Suppose I have a function $F(x)$ that returns a scalar given a scalar input $x$. Since $F(x)$ happens to be expensive or inconvenient to compute, I would like to replace it with a lookup table approximation. That way I only compute values at a few points, and then can estimate values of the function at many more points using linear interpolation of the table values.
Rather than choose breakpoints a priori (e.g. equally-spaced values of $x$), I'd like to be able to specify either a) the number of entries, or b) the (perhaps approximate) maximum permissible error of the approximation, and then have an algorithm select the optimal breakpoints to populate the lookup table. These points would be optimal in the sense that (e.g.) they minimize mean square error in some given range $[a,b]$.
Let's say I can also compute derivatives of $F$ if needed. I'm specifically interested in the case where $F(x)$ is a CDF (so the function is monotonic and the range is 0 to 1).
This seems like a fairly generic problem, but I'm struggling to find a good solution.
The problem you describe is Optimal Scalar Quantization. For a fixed number of entries in your table, finding the optimal configuration is difficult since the function being optimized is non-convex and generally has many local (non-optimal) local minimum. However, Lloyd's method is a simple strategy which reduces the quantization error, approaching a local minimum and is widely sufficient in practice.
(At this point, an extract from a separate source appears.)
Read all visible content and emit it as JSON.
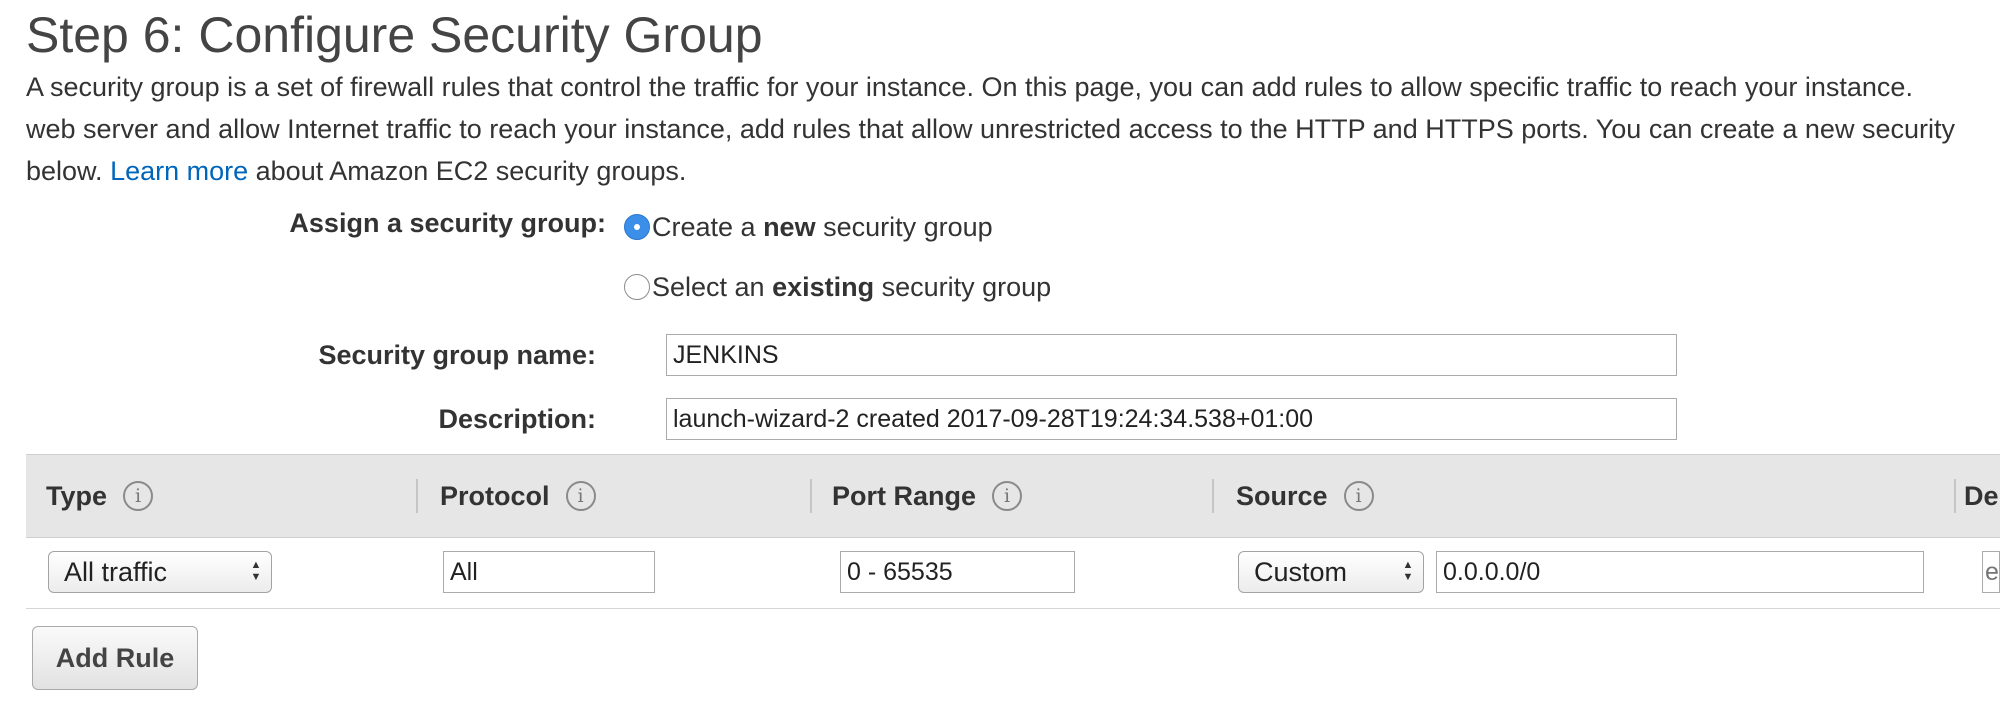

Here are some slides and notes on scalar quantization. One standard reference on the mathematical underpinning of this problem is:
Du, Qiang; Faber, Vance; Gunzburger, Max, Centroidal Voronoi tessellations: Applications and algorithms, SIAM Rev. 41, No. 4, 637-676 (1999). ZBL0983.65021.
The biggest challenge implementing LLoyd's method will be how you perform quadrature (and how many function evaluations that requires to get a reasonable result).